# Rummy nose tetras and cherry shrimp



## daza.141 (7 Oct 2012)

i have some cherry shrimp and i thought id put one on my tank to see how the fish reacted to it and one of my silver tip tetras ate it :/ and i was planning on getting a load of rummy nose tetras will they eat my shrimp if i was to put the shrimp in with them ?


----------



## Gfish (7 Oct 2012)

I once kept cherries with rummynose as well as embers and they did fine. 
Give me a PM if you're looking to buy some 
Cheers
Gavin


----------



## johnski (7 Oct 2012)

I've kept the together too. The adult shrimp were fine, but the babies got mauled.


----------



## geoffbark (7 Oct 2012)

I have shrimp and rumys together.
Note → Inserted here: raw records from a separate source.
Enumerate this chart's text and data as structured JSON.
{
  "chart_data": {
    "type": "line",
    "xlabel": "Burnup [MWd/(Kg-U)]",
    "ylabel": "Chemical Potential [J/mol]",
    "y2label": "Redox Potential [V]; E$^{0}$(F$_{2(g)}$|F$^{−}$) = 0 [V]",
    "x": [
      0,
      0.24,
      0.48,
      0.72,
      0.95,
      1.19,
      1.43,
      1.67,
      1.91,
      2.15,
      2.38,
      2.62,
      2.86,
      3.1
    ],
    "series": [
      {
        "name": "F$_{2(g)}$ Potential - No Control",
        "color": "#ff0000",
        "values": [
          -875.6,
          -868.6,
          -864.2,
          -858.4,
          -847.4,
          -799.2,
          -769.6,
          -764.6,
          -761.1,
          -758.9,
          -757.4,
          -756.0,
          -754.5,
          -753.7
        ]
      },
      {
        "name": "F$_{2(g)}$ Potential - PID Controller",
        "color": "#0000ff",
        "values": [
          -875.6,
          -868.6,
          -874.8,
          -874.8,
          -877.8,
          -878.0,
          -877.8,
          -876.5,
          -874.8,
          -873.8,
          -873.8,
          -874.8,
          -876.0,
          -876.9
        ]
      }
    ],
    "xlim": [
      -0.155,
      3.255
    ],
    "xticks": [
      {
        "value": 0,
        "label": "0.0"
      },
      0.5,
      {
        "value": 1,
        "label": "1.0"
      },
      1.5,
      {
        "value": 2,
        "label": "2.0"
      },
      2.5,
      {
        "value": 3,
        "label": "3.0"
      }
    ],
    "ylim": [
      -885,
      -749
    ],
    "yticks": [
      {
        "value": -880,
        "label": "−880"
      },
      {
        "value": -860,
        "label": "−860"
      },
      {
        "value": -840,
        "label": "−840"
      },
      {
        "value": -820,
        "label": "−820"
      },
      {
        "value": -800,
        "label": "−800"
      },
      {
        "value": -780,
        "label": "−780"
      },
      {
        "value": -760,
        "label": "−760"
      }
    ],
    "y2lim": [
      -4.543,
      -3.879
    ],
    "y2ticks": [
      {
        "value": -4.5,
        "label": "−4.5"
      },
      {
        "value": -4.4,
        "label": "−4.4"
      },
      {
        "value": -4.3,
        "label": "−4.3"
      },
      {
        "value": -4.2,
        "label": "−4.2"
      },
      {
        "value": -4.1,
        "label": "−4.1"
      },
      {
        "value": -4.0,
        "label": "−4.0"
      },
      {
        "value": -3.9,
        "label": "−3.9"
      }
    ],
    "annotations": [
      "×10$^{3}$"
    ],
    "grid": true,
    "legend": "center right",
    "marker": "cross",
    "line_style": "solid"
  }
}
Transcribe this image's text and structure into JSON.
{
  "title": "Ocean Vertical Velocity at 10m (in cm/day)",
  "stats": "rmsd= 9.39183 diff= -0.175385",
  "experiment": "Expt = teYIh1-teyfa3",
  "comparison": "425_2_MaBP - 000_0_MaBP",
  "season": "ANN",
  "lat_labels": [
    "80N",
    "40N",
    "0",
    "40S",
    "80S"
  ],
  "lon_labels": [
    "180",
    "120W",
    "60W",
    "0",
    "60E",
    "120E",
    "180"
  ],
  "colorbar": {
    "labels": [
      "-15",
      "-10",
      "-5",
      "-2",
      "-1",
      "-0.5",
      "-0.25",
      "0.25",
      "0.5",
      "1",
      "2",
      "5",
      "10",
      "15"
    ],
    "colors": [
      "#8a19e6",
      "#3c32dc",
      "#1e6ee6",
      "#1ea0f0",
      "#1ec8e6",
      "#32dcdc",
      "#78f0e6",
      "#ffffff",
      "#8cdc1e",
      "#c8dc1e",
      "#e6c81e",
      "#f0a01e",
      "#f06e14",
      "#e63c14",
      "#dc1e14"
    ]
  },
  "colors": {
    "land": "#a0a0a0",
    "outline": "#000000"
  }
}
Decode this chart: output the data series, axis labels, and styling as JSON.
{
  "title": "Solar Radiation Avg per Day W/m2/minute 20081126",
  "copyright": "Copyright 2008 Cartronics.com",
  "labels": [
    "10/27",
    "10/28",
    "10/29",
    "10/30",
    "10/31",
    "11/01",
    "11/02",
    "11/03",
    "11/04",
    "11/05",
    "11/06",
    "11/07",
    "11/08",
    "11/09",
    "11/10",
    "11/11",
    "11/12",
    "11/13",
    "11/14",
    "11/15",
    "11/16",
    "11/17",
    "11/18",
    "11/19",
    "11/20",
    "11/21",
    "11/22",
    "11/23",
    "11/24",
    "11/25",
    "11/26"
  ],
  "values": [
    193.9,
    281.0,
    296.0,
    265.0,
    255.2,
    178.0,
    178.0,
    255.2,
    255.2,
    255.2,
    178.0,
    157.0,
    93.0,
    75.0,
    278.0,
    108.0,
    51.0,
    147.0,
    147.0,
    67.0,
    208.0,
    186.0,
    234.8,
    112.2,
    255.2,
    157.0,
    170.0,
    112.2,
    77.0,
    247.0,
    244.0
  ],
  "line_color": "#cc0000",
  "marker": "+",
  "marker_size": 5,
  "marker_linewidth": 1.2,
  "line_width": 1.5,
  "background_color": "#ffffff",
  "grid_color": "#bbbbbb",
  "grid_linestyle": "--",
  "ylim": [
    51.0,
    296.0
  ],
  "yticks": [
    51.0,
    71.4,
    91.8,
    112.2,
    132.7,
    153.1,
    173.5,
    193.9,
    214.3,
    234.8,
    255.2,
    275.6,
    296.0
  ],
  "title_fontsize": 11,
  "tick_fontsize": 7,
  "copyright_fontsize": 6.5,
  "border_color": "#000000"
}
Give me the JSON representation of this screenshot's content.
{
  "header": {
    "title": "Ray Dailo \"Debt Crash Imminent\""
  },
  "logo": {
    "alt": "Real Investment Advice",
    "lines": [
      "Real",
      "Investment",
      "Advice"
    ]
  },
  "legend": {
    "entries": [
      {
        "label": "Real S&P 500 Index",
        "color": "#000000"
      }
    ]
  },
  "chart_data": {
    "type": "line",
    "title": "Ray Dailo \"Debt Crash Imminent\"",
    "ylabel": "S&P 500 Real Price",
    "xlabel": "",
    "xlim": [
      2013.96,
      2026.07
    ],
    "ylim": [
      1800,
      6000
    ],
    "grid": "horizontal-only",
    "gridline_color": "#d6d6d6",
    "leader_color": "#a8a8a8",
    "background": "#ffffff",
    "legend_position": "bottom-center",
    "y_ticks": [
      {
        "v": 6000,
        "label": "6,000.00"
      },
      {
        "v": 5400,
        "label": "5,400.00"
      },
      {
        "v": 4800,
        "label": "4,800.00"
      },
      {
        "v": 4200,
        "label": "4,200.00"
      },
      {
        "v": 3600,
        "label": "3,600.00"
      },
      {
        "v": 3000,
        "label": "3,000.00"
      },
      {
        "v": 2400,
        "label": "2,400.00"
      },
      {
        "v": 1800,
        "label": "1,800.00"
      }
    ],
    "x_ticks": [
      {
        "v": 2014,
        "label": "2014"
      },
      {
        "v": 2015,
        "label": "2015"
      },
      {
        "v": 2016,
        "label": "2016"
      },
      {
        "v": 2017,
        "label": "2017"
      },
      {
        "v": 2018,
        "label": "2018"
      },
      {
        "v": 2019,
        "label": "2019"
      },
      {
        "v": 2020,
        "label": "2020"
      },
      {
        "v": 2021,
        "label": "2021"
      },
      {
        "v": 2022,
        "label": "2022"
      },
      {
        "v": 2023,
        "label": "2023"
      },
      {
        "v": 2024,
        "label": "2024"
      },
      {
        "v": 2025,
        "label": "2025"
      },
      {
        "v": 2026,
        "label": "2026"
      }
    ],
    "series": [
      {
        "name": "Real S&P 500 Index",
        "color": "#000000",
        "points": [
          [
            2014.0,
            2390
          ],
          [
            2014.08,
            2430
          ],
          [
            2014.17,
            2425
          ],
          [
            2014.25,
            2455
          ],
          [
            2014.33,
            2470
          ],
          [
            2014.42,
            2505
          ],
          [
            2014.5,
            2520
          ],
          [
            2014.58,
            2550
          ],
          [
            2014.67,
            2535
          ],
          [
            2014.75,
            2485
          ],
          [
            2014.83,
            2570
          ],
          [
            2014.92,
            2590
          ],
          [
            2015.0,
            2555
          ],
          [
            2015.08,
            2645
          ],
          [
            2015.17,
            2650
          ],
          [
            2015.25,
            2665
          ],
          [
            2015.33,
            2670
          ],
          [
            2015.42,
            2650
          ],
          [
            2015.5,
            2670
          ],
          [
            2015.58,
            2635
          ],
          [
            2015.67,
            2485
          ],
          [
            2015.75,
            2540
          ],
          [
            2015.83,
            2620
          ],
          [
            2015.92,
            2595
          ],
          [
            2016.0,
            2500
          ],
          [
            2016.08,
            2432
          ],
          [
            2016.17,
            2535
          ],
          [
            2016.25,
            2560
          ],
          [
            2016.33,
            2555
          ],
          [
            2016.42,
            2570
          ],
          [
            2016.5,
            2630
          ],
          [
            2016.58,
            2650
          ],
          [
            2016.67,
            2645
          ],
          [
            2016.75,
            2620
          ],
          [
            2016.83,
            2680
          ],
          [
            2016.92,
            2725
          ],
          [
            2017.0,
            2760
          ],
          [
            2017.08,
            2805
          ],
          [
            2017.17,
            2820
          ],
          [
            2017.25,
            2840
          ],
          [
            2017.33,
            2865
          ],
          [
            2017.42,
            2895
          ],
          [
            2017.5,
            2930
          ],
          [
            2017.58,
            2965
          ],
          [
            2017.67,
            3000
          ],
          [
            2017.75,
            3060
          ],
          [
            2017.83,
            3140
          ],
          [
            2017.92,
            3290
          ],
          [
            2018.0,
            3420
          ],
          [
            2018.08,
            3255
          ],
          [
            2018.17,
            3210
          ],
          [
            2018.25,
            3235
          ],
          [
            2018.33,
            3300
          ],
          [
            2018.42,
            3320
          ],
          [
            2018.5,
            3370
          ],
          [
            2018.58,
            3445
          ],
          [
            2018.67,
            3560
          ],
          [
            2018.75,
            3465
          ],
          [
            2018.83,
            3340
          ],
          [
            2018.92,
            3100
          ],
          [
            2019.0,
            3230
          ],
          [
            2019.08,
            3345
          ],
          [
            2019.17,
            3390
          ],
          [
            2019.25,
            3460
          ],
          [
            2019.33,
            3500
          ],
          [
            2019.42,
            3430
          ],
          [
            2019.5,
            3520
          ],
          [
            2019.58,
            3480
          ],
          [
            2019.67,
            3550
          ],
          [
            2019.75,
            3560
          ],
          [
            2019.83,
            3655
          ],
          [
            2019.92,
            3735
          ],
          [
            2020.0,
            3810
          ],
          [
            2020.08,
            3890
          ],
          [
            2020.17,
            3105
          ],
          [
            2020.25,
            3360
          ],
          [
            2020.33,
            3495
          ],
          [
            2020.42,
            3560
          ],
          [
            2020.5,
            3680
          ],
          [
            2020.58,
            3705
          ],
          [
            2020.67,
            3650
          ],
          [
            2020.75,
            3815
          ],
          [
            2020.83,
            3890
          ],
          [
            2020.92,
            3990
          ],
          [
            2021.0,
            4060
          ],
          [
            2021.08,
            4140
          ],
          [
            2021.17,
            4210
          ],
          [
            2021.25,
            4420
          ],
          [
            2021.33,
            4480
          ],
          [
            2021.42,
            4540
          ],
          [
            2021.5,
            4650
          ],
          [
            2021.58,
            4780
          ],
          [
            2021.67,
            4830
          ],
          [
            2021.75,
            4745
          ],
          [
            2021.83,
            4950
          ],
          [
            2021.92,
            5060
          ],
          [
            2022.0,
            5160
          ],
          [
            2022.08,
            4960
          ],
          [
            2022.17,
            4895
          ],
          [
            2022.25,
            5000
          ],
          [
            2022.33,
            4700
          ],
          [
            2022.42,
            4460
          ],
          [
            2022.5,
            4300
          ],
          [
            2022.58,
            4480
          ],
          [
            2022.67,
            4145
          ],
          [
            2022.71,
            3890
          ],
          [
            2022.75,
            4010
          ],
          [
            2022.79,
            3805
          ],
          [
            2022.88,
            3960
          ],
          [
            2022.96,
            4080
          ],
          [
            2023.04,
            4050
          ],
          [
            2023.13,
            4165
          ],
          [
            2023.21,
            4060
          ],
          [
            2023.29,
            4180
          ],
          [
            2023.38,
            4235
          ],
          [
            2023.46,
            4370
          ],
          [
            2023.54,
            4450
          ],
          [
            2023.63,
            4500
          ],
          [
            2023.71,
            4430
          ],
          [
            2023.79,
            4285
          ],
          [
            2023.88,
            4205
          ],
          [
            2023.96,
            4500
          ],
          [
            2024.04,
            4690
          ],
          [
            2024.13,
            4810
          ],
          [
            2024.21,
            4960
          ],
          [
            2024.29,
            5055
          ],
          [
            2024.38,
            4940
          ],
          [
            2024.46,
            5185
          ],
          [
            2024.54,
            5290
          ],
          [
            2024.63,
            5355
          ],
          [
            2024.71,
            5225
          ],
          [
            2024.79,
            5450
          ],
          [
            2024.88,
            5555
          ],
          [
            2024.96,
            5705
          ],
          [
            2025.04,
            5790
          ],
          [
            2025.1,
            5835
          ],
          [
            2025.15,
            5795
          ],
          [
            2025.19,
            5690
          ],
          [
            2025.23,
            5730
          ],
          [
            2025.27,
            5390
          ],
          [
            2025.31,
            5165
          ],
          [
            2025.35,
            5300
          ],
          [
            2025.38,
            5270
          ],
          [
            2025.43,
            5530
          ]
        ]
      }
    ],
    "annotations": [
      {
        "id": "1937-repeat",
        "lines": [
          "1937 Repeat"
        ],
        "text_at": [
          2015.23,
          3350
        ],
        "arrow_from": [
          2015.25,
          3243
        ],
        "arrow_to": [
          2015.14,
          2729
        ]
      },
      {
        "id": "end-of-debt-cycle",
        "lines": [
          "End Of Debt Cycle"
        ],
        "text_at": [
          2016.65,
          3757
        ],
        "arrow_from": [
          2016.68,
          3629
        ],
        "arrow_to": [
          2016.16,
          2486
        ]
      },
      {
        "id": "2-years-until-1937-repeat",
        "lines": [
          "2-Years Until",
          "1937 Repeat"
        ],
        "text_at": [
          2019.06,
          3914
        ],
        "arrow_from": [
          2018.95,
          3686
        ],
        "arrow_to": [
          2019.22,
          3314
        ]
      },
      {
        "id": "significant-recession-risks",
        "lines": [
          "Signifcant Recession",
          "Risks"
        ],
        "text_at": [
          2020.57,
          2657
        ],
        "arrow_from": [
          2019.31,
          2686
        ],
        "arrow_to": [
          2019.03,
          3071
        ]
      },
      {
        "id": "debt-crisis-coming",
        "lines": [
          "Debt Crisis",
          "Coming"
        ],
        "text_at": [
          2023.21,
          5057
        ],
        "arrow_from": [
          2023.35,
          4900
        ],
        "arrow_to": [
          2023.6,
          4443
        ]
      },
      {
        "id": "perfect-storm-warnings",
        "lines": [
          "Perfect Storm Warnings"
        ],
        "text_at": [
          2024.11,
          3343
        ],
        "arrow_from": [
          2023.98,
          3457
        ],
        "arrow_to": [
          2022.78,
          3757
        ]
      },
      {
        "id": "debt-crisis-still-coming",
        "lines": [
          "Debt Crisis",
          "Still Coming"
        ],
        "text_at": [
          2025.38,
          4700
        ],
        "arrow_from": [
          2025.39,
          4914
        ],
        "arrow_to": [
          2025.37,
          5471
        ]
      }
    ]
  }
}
All is fine


----------



## plantbrain (8 Oct 2012)

The rummy's do eat the shrimp..........smaller ones particularly.
After a molt etc.

I still have plenty in my 120 Gallon, but the production of shrimp dropped down to near zero.
Before I had an extra 30-50 a week.

So they will eat every last one.......but they do eat them.


----------



## foxfish (8 Oct 2012)

There was a picture posted just recently of a rummy nose with a big shrimp in its mouth!


----------